The hospital lacks gauze, syringes and “the simplest of things” to provide care, the medical worker said, speaking on the condition of anonymity because of concerns for their safety.
“Most of those who survived have severe burns, but they will die after a while because their burns are massive and deep,” they added. “It’s just a matter of time.”
As the blaze swallowed the tents, dozens of injured streamed into the hospital’s emergency ward. “Most of the injured had second or third degree burns,” Fahd Haddad, the head of al-Aqsa hospital’s emergency department, told The Post in a phone call, adding that many of the injured were women and children.
“We don’t have beds available. We were treating patients on the floor. It was a horrible scene,” he said.
Some of the injured had shrapnel in their body and required critical care, he said, adding that the hospital doesn’t have a burn unit and at least a dozen patients were transferred to two other hospitals. Three patients with trauma to the head were moved to European Gaza hospital and eight people were transferred to Nasser Hospital’s burn unit.

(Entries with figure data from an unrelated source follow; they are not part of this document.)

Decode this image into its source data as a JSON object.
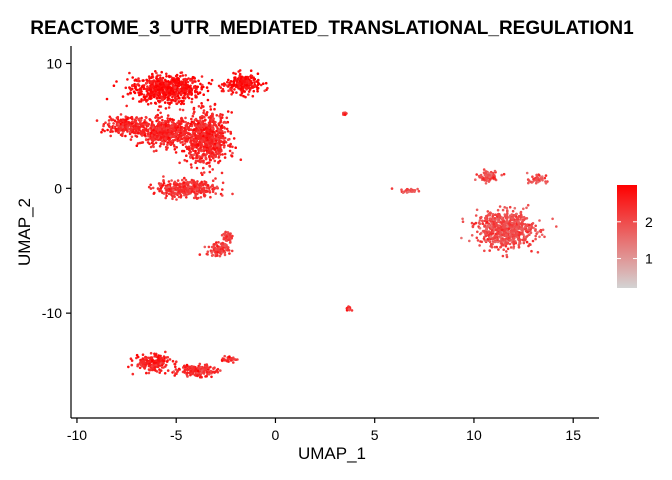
{
  "chart_data": {
    "type": "scatter",
    "title": "REACTOME_3_UTR_MEDIATED_TRANSLATIONAL_REGULATION1",
    "xlabel": "UMAP_1",
    "ylabel": "UMAP_2",
    "xlim": [
      -10.3,
      16.3
    ],
    "ylim": [
      -18.4,
      11.4
    ],
    "x_ticks": [
      -10,
      -5,
      0,
      5,
      10,
      15
    ],
    "y_ticks": [
      -10,
      0,
      10
    ],
    "x_tick_labels": [
      "-10",
      "-5",
      "0",
      "5",
      "10",
      "15"
    ],
    "y_tick_labels": [
      "-10",
      "0",
      "10"
    ],
    "grid": false,
    "legend": {
      "placement": "right",
      "type": "colorbar",
      "ticks": [
        1,
        2
      ],
      "tick_labels": [
        "1",
        "2"
      ],
      "range": [
        0.2,
        3.0
      ],
      "low_color": "#d3d3d3",
      "high_color": "#ff0000"
    },
    "clusters": [
      {
        "center": [
          -5.5,
          8.0
        ],
        "spread": [
          1.6,
          1.0
        ],
        "value": 2.8
      },
      {
        "center": [
          -1.6,
          8.3
        ],
        "spread": [
          0.8,
          0.7
        ],
        "value": 2.8
      },
      {
        "center": [
          -7.5,
          5.0
        ],
        "spread": [
          0.9,
          0.6
        ],
        "value": 2.5
      },
      {
        "center": [
          -5.6,
          4.5
        ],
        "spread": [
          1.2,
          1.0
        ],
        "value": 2.5
      },
      {
        "center": [
          -3.5,
          4.0
        ],
        "spread": [
          1.0,
          1.8
        ],
        "value": 2.5
      },
      {
        "center": [
          -4.5,
          0.0
        ],
        "spread": [
          1.4,
          0.6
        ],
        "value": 2.3
      },
      {
        "center": [
          -2.9,
          -4.9
        ],
        "spread": [
          0.5,
          0.5
        ],
        "value": 2.2
      },
      {
        "center": [
          -2.4,
          -3.9
        ],
        "spread": [
          0.2,
          0.5
        ],
        "value": 2.2
      },
      {
        "center": [
          3.5,
          6.0
        ],
        "spread": [
          0.08,
          0.08
        ],
        "value": 2.3
      },
      {
        "center": [
          3.7,
          -9.6
        ],
        "spread": [
          0.1,
          0.15
        ],
        "value": 2.3
      },
      {
        "center": [
          6.8,
          -0.2
        ],
        "spread": [
          0.5,
          0.15
        ],
        "value": 2.0
      },
      {
        "center": [
          11.6,
          -3.3
        ],
        "spread": [
          1.3,
          1.3
        ],
        "value": 2.0
      },
      {
        "center": [
          10.7,
          1.0
        ],
        "spread": [
          0.5,
          0.4
        ],
        "value": 2.0
      },
      {
        "center": [
          13.2,
          0.7
        ],
        "spread": [
          0.4,
          0.3
        ],
        "value": 2.0
      },
      {
        "center": [
          -6.2,
          -14.0
        ],
        "spread": [
          0.8,
          0.6
        ],
        "value": 2.6
      },
      {
        "center": [
          -4.0,
          -14.6
        ],
        "spread": [
          0.9,
          0.4
        ],
        "value": 2.4
      },
      {
        "center": [
          -2.3,
          -13.7
        ],
        "spread": [
          0.4,
          0.2
        ],
        "value": 2.4
      }
    ]
  }
}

Gaza’s health system is under severe strain after repeated Israeli attacks on health facilities and medical personnel, Israeli evacuation orders and shortages of critical supplies.

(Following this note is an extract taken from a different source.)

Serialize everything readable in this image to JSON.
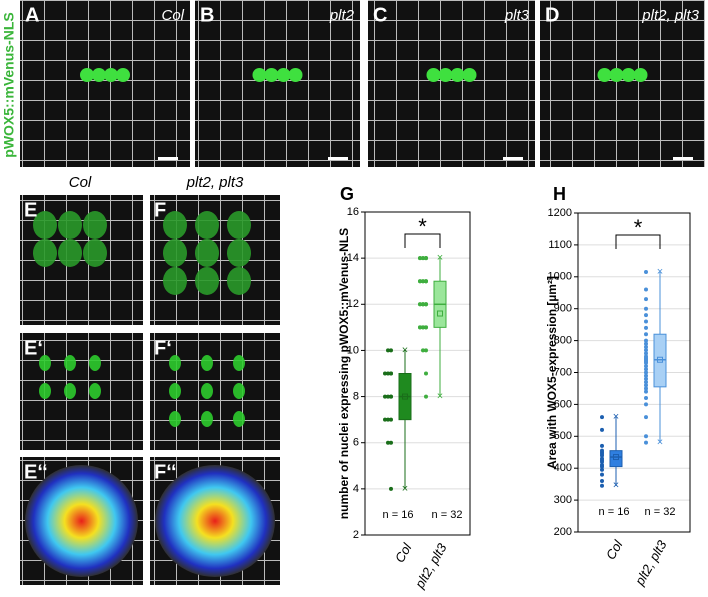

Israel ordered three hospitals in northern Gaza to evacuate last week, according to Munir al-Bursh, the director general of all hospitals in Gaza, amid an intensifying assault on the enclave’s northernmost governorate. The United Nations estimates 175,000 people are trapped there.

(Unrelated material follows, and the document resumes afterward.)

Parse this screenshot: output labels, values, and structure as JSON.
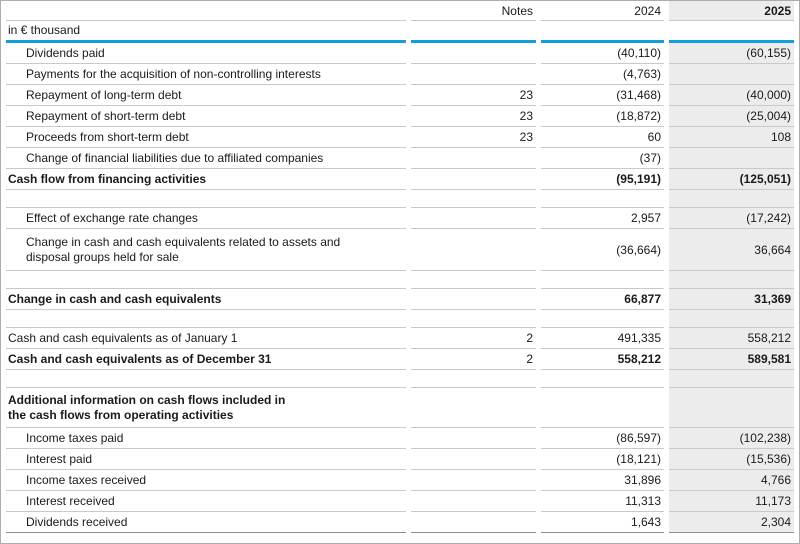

Health officials and residents say Israeli forces are shooting at people who try to evacuate southward and that the hospitals are receiving an influx of people severely wounded by fierce Israeli attacks in the area. On Monday, the medical charity Doctors Without Borders said one of its drivers died Thursday from shrapnel injuries he sustained last week in Jabalya.
Israel has not allowed food aid to enter the entirety of northern Gaza — where the United Nations says about 400,000 are trapped — in two weeks. Hospitals are running out of food and water, the Gaza Health Ministry said Monday, pleading for help to evacuate patients. Humanitarian and rights groups have accused Israel of violating international law by blocking aid.
“Israel must urgently do more to facilitate the flow of aid to those in need,” Vice President Kamala Harris said Sunday in a post on. “Civilians must be protected and must have access to food, water, and medicine. International humanitarian law must be respected.”
More than 42,000 people have been killed and more than 98,000 wounded in Israel’s war in Gaza, according to Gaza’s Health Ministry, which does not distinguish between civilians and combatants but says the majority of the casualties are women and children. Israel launched the military campaign in response to the Hamas-led attack on Oct. 7, 2023, during which militants killed 1,200 people in southern Israel and took about 250 hostage.
At least 1.9 million people across the Gaza Strip — 90 percent of the population — are internally displaced. Many have sought shelter in hospital facilities and schools, hoping the civilian institutions will confer some added protection. But Israel has repeatedly attacked schools sheltering displaced people as well as hospitals, arguing that Hamas uses the civilian infrastructure for military means.
On Sunday night, Israeli troops fired “a number of tank shells” in the area of the Nuseirat refugee camp in central Gaza — five of which hit an UNRWA school housing displaced people, killing at least 22 who were sheltering there, the agency said in a statement. The school was supposed to be an immunization site during the second phase of the polio vaccination campaign the United Nations is running, the agency said, “but due to the damage inflicted it was not able to be used.” The IDF did not immediately respond to a request for comment on the strike.
“The polio vaccination campaign started as planned this morning at all other facilities in the middle Gaza area,” UNRWA added.
The Israeli military body charged with liaising with humanitarian groups in Gaza said it was facilitating the campaign and would work to ensure civilians could reach vaccination sites.